Ohio’s new medical marijuana law proposes a new way around the bank problem. The law allows state officials to set up a “closed loop” payment processing system, similar to prepaid debit and gift cards.

From Cashless payment system proposed for Ohio medical marijuana program | cleveland.com

Why not provide prepaid pseudonymous debit cards so that they could be used for the purchase of both legitimate and illegitimate goods (not only at festivals) with a cryptographically protected link to real identity that would be revealed by the issuer only under appropriate legal circumstances (i.e., a warrant). Why is it a byproduct of buying anything at all that your identity is provided to your counterparty when it has nothing to do with the transaction? It’s for a new kind of blank debit card – no name, no number on the front, no CVV, no stripe – that can only be issued to adults.

 Knebworth 1979

We didn’t have mobile phones, so we had to talk to each other at festivals

There was a very good edition of “In Business” on the BBC recently where Peter Day visited Colorado and noted the problems associate with the use of cash (“armoured cars full of cash a common sight”). This is all because of the bizarre situation in the US where marijuana is legal in some states but you can’t use electronic payments to buy it.

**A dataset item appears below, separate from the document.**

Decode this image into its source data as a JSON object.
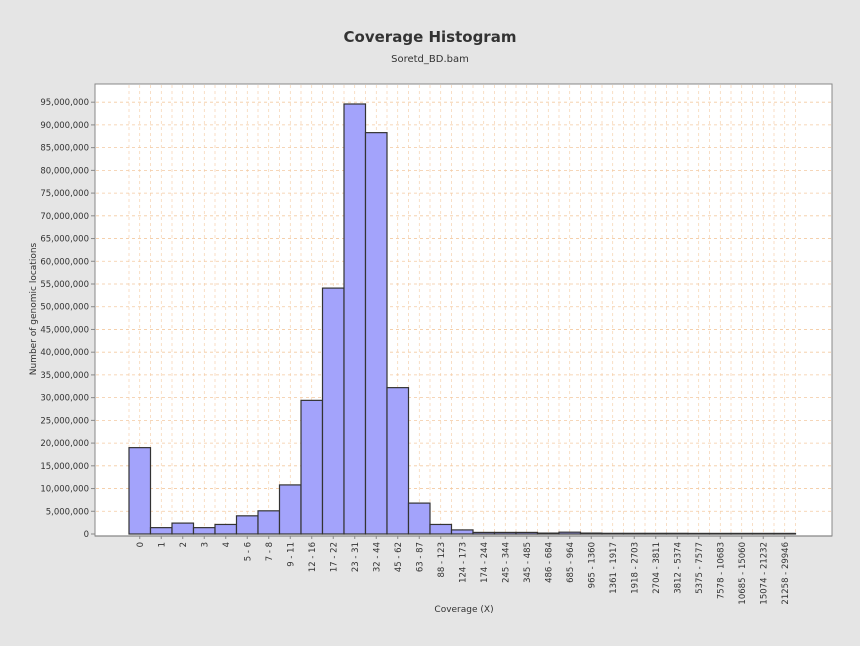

But despite the legality of at least medical marijuana in many states, and the Department of Justice’s mostly hands-off approach to state-legal businesses, the federal ban still means that every financial institution serving marijuana businesses is theoretically violating anti-money laundering laws

From Pot Banking 2016: More State Ballots But Continued Unease | Bank Think

This isn’t only about marijuana and pop festivals, of course. There is a general problem around the tension between social and financial inclusion, law enforcement and regulatory environments. John Vardaman, until recently with the Department of Justice, summed this up nicely in American Banker back in April, noting that “We’ve seen large financial institutions exiting what have been deemed high-risk areas categorically. The effect is that whole swaths of legitimate businesses have been frozen out of banking”. If we are going to take the risk-based approach to all of this seriously, it means making low-value, pseudonymous payment accounts available to all.